So schreibt Steven Runciman: "Das Leben der Armen ist mehr oder weniger zu allen Zeiten und in allen Ländern dasselbe: es erschöpft sich in der angstvollen Sorge um den nackten Lebensunterhalt." (Steven Runciman: Von der Gründung bis zum Fall, Erstfassung 1932, zitiert nach dtv 1983, S.244) 

Und fährt dann fort: "Die Armen von Konstantinopel lebten in tiefem Schmutz, obwohl ihre Slums unmittelbar in die Paläste der Reichen anstießen, aber sie waren vielleicht doch besser daran als die Armen der meisten Völker. Der Zirkus, ihre einzige Erholung stand ihnen kostenlos offen. Die unentgeltliche Verteilung von Brot war zwar von Herakleios [619] abgeschafft worden, aber freie Verpflegung stand nach wie vor für alle bereit, die für den Start arbeiteten, etwa bei der Instandhaltung der öffentlichen Anlagen und Aquädukte oder in den staatlichen Bäckereien. Es war Aufgabe des Quästoren, darüber zu wachen, dass Mittellose auf diese Art eine nützliche Arbeit bekamen und dass niemand ohne Beschäftigung blieb. Um das zu garantieren, war es verboten, die Stadt ohne behördliche Arbeitsgenehmigung zu betreten." (S. 244)

Offenkundig hier die Abstufung der Armut zwischen der Großstadt, deren Arme (ähnlich wie in de Festung Europa) vor der Konkurrenz durch Migranten geschützt wurden. 

Nun wieder Runciman:

"Angesichts all dieser karitativen Einrichtungen ist es wahrscheinlich, dass es nur wenig wirklichen Hunger gab. Es ist auch wesentlich zu bemerken, dass niemals anarchistische oder kommunistische Ideen der Antrieb waren, wenn das Volk sich zu seinen Aufständen erhob. Dabei mochte es zum Beispiel um die Absetzung eines schikanösem Ministers gehen oder um die Ausrottung verhasster Fremder, jedoch niemals um den Versuch einer gewaltsamen Veränderung der Gesellschaftsordnung. Wenn das Volk, wie nicht selten, seine ursprünglichen souveränen Rechte anmeldete, so geschah es tatsächlich eher zur Rettung des purpurnen kaiserlichen Blutes vor einem übermütigeren Usurpator.

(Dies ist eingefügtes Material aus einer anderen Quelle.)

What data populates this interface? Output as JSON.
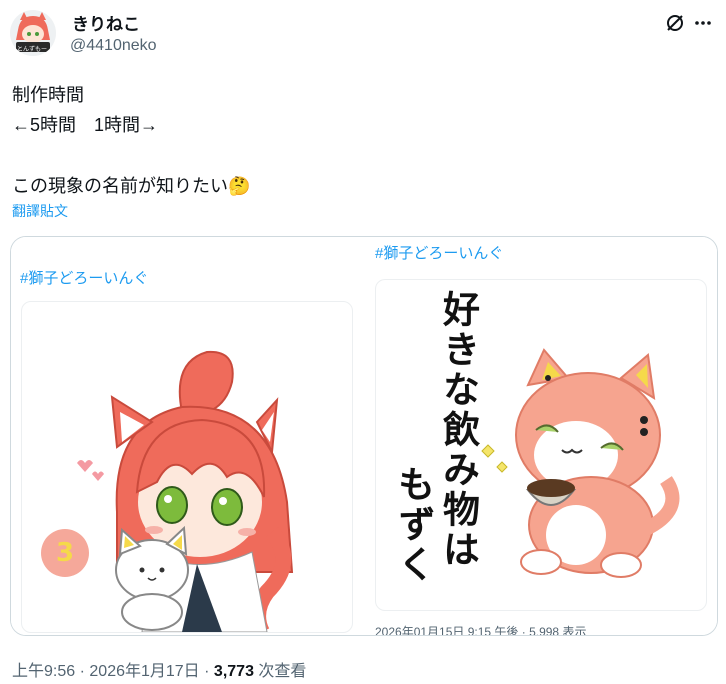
{
  "author": {
    "display_name": "きりねこ",
    "handle": "@4410neko",
    "avatar_badge": "とんずもー"
  },
  "header_icons": [
    "grok-icon",
    "more-icon"
  ],
  "tweet": {
    "lines": [
      "制作時間",
      "←5時間　1時間→",
      "",
      "この現象の名前が知りたい"
    ],
    "emoji": "🤔",
    "translate_label": "翻譯貼文"
  },
  "media": {
    "left": {
      "hashtag": "#獅子どろーいんぐ",
      "badge_number": "3"
    },
    "right": {
      "hashtag": "#獅子どろーいんぐ",
      "vertical_text_col1": "好きな飲み物は",
      "vertical_text_col2": "もずく",
      "footer_text": "2026年01月15日 9:15 午後 · 5,998 表示"
    }
  },
  "footer": {
    "time": "上午9:56",
    "date": "2026年1月17日",
    "view_count": "3,773",
    "view_label": "次查看",
    "separator": "·"
  },
  "colors": {
    "link": "#1d9bf0",
    "secondary": "#536471",
    "hair": "#ef6b5b",
    "cat": "#f6a48f"
  }
}
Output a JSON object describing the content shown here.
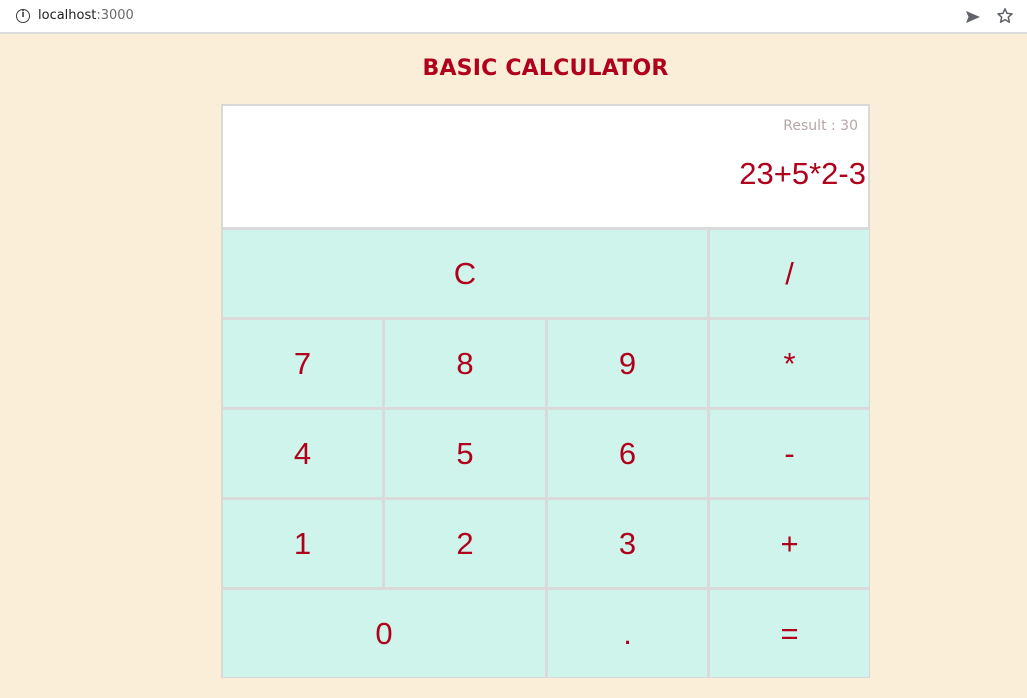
{
  "browser": {
    "url_host": "localhost",
    "url_port": ":3000"
  },
  "page": {
    "title": "BASIC CALCULATOR"
  },
  "display": {
    "result_text": "Result : 30",
    "expression": "23+5*2-3"
  },
  "keys": {
    "clear": "C",
    "divide": "/",
    "seven": "7",
    "eight": "8",
    "nine": "9",
    "multiply": "*",
    "four": "4",
    "five": "5",
    "six": "6",
    "subtract": "-",
    "one": "1",
    "two": "2",
    "three": "3",
    "add": "+",
    "zero": "0",
    "decimal": ".",
    "equals": "="
  },
  "colors": {
    "page_background": "#faeed9",
    "accent_red": "#b0001b",
    "key_background": "#cff4ec",
    "result_gray": "#b6a6a6"
  }
}
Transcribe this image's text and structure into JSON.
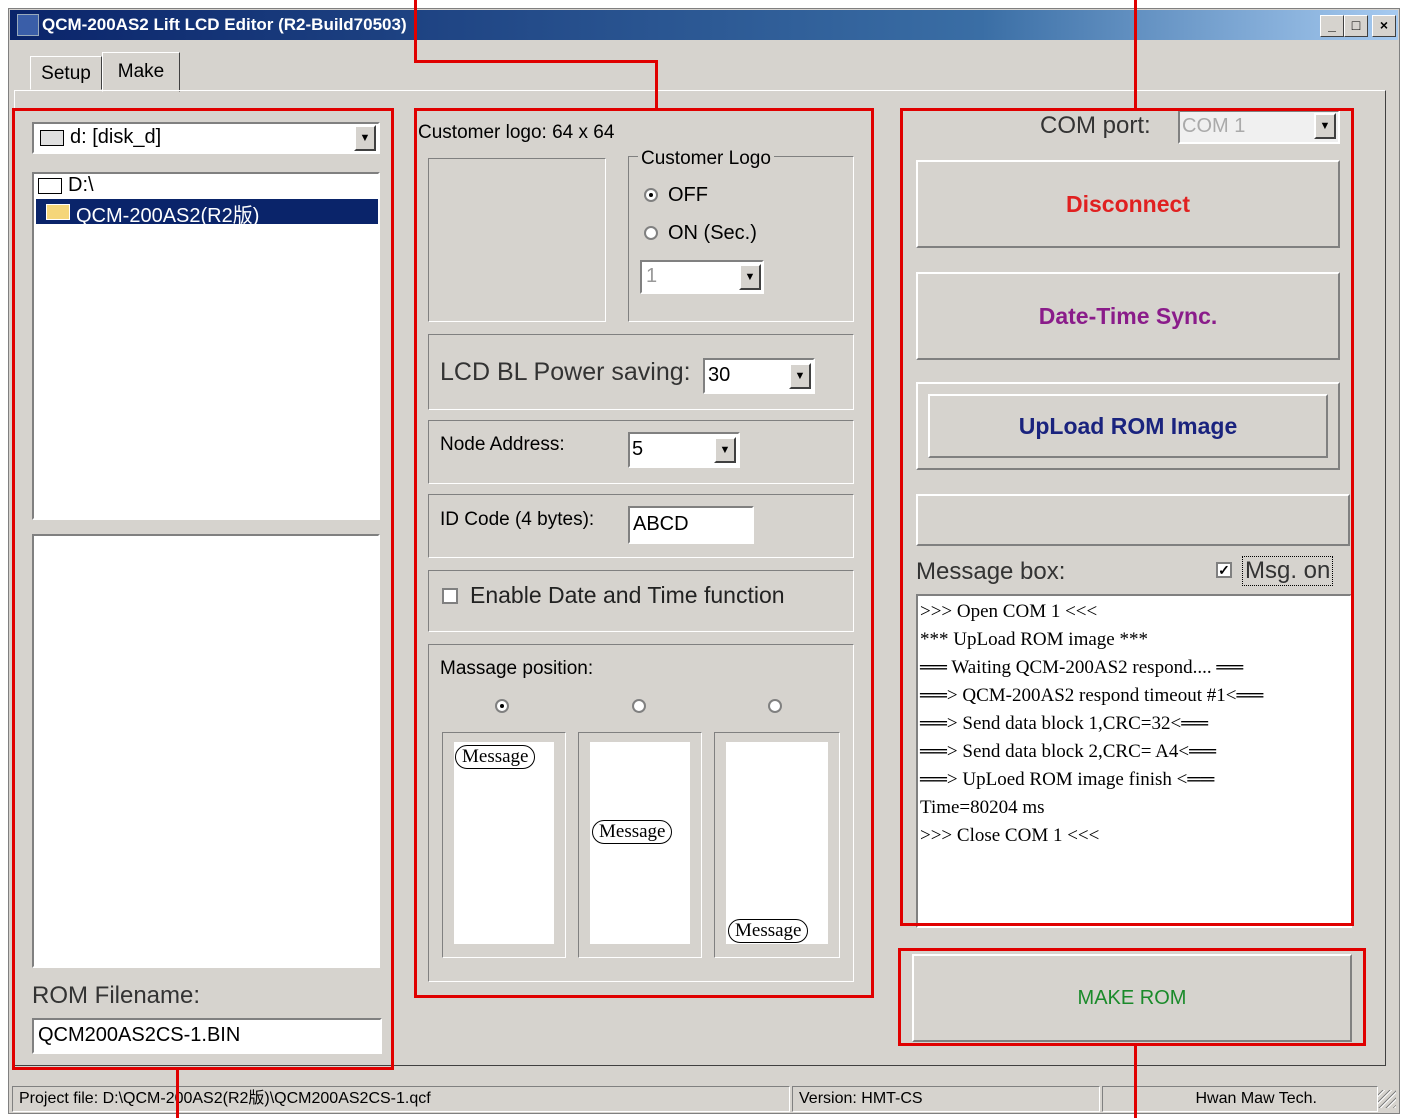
{
  "window": {
    "title": "QCM-200AS2 Lift LCD Editor (R2-Build70503)",
    "minimize": "_",
    "maximize": "□",
    "close": "×"
  },
  "tabs": [
    "Setup",
    "Make"
  ],
  "left": {
    "drive": "d: [disk_d]",
    "folders": [
      "D:\\",
      "QCM-200AS2(R2版)"
    ],
    "rom_label": "ROM Filename:",
    "rom_value": "QCM200AS2CS-1.BIN"
  },
  "middle": {
    "logo_label": "Customer logo:  64 x 64",
    "logo_group": "Customer Logo",
    "logo_off": "OFF",
    "logo_on": "ON (Sec.)",
    "logo_sec_value": "1",
    "bl_label": "LCD BL Power saving:",
    "bl_value": "30",
    "node_label": "Node Address:",
    "node_value": "5",
    "id_label": "ID Code (4 bytes):",
    "id_value": "ABCD",
    "datetime_label": "Enable Date and Time function",
    "position_label": "Massage position:",
    "message_pill": "Message"
  },
  "right": {
    "com_label": "COM port:",
    "com_value": "COM 1",
    "disconnect": "Disconnect",
    "sync": "Date-Time Sync.",
    "upload": "UpLoad ROM Image",
    "msgbox_label": "Message box:",
    "msg_on": "Msg. on",
    "log": [
      ">>> Open COM 1 <<<",
      "*** UpLoad ROM image ***",
      "══ Waiting QCM-200AS2 respond.... ══",
      "══> QCM-200AS2 respond timeout #1<══",
      "══> Send data block 1,CRC=32<══",
      "══> Send data block 2,CRC= A4<══",
      "══> UpLoed ROM image finish <══",
      "Time=80204 ms",
      ">>> Close COM 1 <<<"
    ],
    "make_rom": "MAKE ROM"
  },
  "status": {
    "project": "Project file: D:\\QCM-200AS2(R2版)\\QCM200AS2CS-1.qcf",
    "version": "Version: HMT-CS",
    "company": "Hwan Maw Tech."
  },
  "colors": {
    "disconnect": "#e02020",
    "sync": "#8a1c8a",
    "upload": "#1a237e",
    "make_rom": "#1a8a2a",
    "annotation": "#e00000"
  }
}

Neben den freien Armen gab es noch eine beträchtliche Sklavenbevölkerung. Wie groß diese tatsächlich war, lässt sich nicht mehr sagen; dass Christen versklavt wurden, hielt man schon bald für Unrecht – freilich waren auch die Freien auf dem flachen Land kaum mehr als Sklaven. jedenfalls wurden bis zum zwölften Jahrhundert islamische Ungläubige und heidnische Sklaven sowohl im privaten Dienst wie auch in den staatlichen Bergwerken und anderen staatlichen Unternehmen beschäftigt. Es waren entweder nicht zurückgekaufte sarazenische Gefangene oder öfter noch Menschenware, die die Händler aus den Steppen herbeischafften; vor allem die Rus/sen verkauften regelmäßig die Beute ihrer Raubzüge auf dem Markt von Konstantinopel. Es bestand allerdings von Anfang an ein Ressentiment gegen die Sklaverei, das ständig zunahm. [...] Allmählich stieg infolge der Ausbreitung der kulturellen Errungenschaften der Preis für die menschliche Ware zu unerschwinglicher Höhe; doch wahrscheinlich waren noch im 14. Jahrhundert ins Konstantinopel Sklaven zu finden. Soweit sie privaten Herren gehörten, war ihr Leben vermutlich durchaus erträglich und menschenwürdig; ihre Leidensgenossen im Staatsbesitz freilich wurden wohl immer noch wie Vieh behandelt." (S. 245/46)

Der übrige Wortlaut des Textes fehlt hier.